Trump purchased those ads in 1989 after 28-year-old investment banker Trisha Meili, who'd been jogging in New York's Central Park, was found raped and beaten so badly that she nearly died.

It was originally believed five teenagers between the ages of 14 and 16—Korey Wise, Kevin Richardson, Raymond Santana, Yusef Salaam and Antron McCray—were responsible for the brutal attack. They were sentenced on a slew of different charges, ranging from attempted murder and rape to assault and robbery.

But Matias Reyes, a 31-year-old convicted murderer and rapist serving a life sentence in an upstate New York prison, later came forward in 2002 to confess he was the one responsible for the attack. The DNA evidence collected at the scene, which was never tied to any of the Central Park Five, confirmed Reyes's confession. Having served between five to 13 years in prison, the teenagers had become adults by the time they were exonerated and released.

In a past C-SPAN interview, Coulter said it was "a lie" to say the five men "were proved innocent."

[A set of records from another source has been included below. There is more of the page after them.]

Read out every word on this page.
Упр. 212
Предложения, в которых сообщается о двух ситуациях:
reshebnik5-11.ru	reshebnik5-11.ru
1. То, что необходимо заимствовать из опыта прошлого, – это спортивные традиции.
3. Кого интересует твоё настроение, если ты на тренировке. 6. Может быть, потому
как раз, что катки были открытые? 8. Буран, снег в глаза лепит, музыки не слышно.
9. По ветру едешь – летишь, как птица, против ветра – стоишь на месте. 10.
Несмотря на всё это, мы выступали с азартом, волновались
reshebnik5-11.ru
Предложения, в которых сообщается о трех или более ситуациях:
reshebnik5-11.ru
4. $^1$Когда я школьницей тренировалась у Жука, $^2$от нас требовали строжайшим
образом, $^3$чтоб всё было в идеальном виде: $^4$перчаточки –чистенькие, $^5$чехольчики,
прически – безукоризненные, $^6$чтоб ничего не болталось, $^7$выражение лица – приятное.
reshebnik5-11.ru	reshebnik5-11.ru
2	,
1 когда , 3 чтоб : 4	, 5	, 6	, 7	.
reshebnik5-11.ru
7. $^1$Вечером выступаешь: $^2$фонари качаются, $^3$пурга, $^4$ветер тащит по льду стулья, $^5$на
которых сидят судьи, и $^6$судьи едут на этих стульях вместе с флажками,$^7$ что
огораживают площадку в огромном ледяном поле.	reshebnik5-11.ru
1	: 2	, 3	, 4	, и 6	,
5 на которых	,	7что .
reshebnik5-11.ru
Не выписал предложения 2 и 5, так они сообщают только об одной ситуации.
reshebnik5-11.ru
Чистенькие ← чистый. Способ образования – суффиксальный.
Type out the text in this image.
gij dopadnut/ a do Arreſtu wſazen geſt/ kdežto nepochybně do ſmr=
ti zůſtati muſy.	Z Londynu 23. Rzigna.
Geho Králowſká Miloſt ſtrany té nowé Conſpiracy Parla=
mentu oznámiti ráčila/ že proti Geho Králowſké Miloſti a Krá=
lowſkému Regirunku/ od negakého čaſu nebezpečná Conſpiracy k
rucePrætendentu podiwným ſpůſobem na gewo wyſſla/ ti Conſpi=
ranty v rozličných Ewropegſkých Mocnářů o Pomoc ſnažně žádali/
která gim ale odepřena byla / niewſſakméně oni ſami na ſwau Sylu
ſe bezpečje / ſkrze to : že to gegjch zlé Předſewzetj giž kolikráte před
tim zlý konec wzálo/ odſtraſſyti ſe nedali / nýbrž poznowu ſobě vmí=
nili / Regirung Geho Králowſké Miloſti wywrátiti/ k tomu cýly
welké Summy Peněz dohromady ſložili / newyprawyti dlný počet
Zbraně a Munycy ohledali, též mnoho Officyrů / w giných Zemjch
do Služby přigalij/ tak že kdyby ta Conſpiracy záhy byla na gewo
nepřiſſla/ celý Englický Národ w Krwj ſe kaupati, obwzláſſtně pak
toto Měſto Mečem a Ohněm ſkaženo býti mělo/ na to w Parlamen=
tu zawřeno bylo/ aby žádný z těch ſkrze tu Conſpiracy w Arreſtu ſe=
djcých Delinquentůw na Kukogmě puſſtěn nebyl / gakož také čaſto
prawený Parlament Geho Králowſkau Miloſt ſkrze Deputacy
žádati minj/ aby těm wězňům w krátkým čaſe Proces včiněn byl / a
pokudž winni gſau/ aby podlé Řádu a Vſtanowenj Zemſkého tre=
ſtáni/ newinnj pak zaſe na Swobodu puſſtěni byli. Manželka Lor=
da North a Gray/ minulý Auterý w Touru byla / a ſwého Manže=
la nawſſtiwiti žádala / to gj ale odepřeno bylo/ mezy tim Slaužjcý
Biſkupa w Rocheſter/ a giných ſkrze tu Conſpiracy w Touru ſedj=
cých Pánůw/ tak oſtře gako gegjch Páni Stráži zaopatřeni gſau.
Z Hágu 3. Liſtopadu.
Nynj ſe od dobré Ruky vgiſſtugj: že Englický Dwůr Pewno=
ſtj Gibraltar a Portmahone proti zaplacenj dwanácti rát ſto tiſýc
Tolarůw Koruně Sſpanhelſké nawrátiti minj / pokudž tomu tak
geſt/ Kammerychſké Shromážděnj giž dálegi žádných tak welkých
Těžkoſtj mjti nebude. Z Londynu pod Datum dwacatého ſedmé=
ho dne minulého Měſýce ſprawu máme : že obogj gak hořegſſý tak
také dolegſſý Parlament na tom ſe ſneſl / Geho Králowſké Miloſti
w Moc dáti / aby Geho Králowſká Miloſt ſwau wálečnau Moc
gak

"I can understand the actual, literal, physical mob in the park better than I can explain the intellectual mob of the [political] left always wanting to break down people's faith in the criminal justice system," Coulter said at the time, referring to the gang violence in the park in the late 1980s that the Central Park Five were originally believedto be a part of.

Ann Coulter, Trump, Central Park Five
Political commentator Ann Coulter speaks during the "Politicon" convention in Pasadena, California, June 25, 2016. Coulter claimed that Trump was right to call for the death penalty after the arrests of the Central Park Five, despite their having been exonerated. REUTERS/Patrick T. Fallon

In 2014, the Central Park Five were awarded a $41 million settlement by the city of New York, which Trump called a "disgrace." He reignited the case in 2016 when the then-candidate told CNN they "admitted they were guilty.

"The police doing the original investigation say they were guilty," Trump said. "The fact that that case was settled with so much evidence against them is outrageous. And the woman, so badly injured, will never be the same."

Coulter ended her column by taking a jab at the president's critics, writing that the verdict "[awarded] the criminals $41 million. Trump's idea: Punish them. And you still can't figure out how he became president."